Wednesday, October 30, 2013

even in the small...

in a small town just north of us, there is a street that draws crowds by the hundreds this time of year.  nearly each house on this street goes "over-the-top" with their Halloween decorations and displays.  this past saturday evening we decided to bundle up and venture out as a family to check out the latest "tricks and treats" this stretch of pavement has to offer.

prior to going, i asked my husband if we could stop at our storage unit so that i could dig out a Halloween costume.  i've dressed up as the "Twister" game for the past five Halloweens and decided to change things up a bit.  last year my mom made an adorably beautiful peacock costume for my 8 year old daughter.  it was time to snag it for myself!

dusk was upon us and there was little sun left to light our way through our storage unit.  i wasn't expecting the wave of emotion that swept over me as we opened up that door.  but, there before me I found my whole life packed away into boxes.  temporarily stored and waiting.  a stack of boxes had started to collapse and one of the top ones had fallen over, spilling it's contents. my "thanksgiving" bin.  i was hardly feeling thankful.  i had to climb high to reach it.  as i began to collect and re-box it all, i just about lost it.  the air all around thick and stale.  breathe. my heart felt as heavy as all of those drooping boxes being sucked down deep into gravity.

i felt wearisome, and irritable, weepy, and a bit frustrated.  i found the skirt to the peacock costume right away.  but i was unable to find the matching hat.  it was dark.  i was in a funk.  i quickly and quietly returned to the car, not wanting to spoil the mood of the night.  i knew i had placed that peacock hat somewhere "safe" where it wouldn't get smooshed and damaged.  and here it was, less than a week away from Halloween, and i couldn't find it.  great.

over the next few days i scoured the house looking for that silly hat.  it was nowhere to be found.  i was beginning to think that for the 6th year in a row,  being "Twister" was not so bad.  on monday morning, i began untangling my heart through pen and page.  pouring out my latest concerns and heart struggles to the Lord in the wee morning hours before the rest of the house awoke.  toward the end of filling up my prayer journal with thoughts and requests, i prayed, "Lord, this may seem silly, but please help me find the hat to that peacock costume.  Halloween is this week and I have no idea where it is.  Lead me to it."  then off i was to making PB&Js and joining in on the mad morning rush.

i was meeting a friend that morning for breakfast, and after the kids were whisked away on the school bus, i went down in the basement to grab a card.  i grabbed a bin off of the shelving unit that houses all my craft supplies, and crouched down on the floor to open it up.  as i glanced to my side, i saw a box.  underneath that covered box was a clear bin filled with my girls' retired dance costumes.  and there i saw glorious feathers peeking up from under the lid.  my peacock hat!  He led me right to it, just as i had asked.

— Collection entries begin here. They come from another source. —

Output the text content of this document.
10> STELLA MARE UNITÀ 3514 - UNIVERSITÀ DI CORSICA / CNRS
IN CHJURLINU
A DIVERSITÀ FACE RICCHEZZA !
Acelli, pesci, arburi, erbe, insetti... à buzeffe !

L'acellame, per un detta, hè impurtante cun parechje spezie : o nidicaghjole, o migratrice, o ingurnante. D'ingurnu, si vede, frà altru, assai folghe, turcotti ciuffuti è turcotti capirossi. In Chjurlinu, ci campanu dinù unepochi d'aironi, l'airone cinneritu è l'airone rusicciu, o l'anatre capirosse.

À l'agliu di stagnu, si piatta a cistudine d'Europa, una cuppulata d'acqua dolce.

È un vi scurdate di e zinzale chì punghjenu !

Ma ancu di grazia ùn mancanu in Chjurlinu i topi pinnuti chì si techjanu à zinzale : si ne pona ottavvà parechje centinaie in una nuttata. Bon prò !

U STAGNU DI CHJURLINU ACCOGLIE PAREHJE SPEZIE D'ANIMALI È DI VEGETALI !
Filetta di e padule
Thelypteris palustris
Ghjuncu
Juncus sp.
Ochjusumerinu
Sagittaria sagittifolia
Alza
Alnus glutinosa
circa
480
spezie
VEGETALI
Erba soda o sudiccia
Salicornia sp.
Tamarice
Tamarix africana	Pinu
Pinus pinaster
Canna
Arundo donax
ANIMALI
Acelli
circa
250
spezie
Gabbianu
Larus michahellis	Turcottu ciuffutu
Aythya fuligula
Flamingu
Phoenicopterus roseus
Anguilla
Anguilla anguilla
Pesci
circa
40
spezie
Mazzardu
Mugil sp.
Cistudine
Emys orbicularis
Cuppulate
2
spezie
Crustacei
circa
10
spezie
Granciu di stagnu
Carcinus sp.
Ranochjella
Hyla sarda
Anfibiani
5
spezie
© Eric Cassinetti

immediately, i lit up and a smile spread wide across my face and danced along my heart.  God had heard and answered my prayer.  and within an hour's time!  instantly i thanked Him.  and a great truth resonated from deep within.  if the God of all the earth cared enough to listen to my measly little prayer about a silly peacock hat, and could take care of that...surely He was concerned about the greater struggles of my heart.  and those, too, were safe with Him.

if you are quietly or outwardly struggling, take courage in the Lord.  He can handle all of your "stuff," and He is worthy of being sought after and trusted.  with all of the "big" matters in life, and even with the little ones.  if it matters to you, it matters to Him.  He takes notice of every detail of your life.  it doesn't escape Him or go unnoticed.

it may be a marriage crumbling, an unruly child, or a struggling career.  perhaps it's disappointment after disappointment because life looks different than how you had imagined it to be, and you're just plain tired of the "same-old, same-old," and have begun to lose hope.  maybe it's an illness, weakened faith, financial strain, a great loss, an emptiness you can't quite put your finger on, or a gaping wound of the heart.  it may be an unfulfilled dream, a lost loved one, a lost vision and life purpose.  or something as simple as a lost set of keys, or a silly missing peacock hat.  just call upon Him. in the big, and even in the small.  and watch Him show up.  He will.

"Call to me and I will answer you and tell you great and unsearchable things you do not know."
Jeremiah 33:3


Father God,
Thank you for being a God that can do what we cannot do.  Help us to admit our dependence and inabilities, and to call upon You in all times.  You are the answer to all of our needs, both great and small.  You give us access to hidden things...knowledge, heavenly treasure, and even silly lost peacock hats.  We are grateful that You respond to us when we call upon You.  Thank You for being worthy of our trust and praise.  Our hearts are safe with You.  Let us never grow faint in approaching You with our needs, or in praising You for Your wisdom and provision. You are so faithful!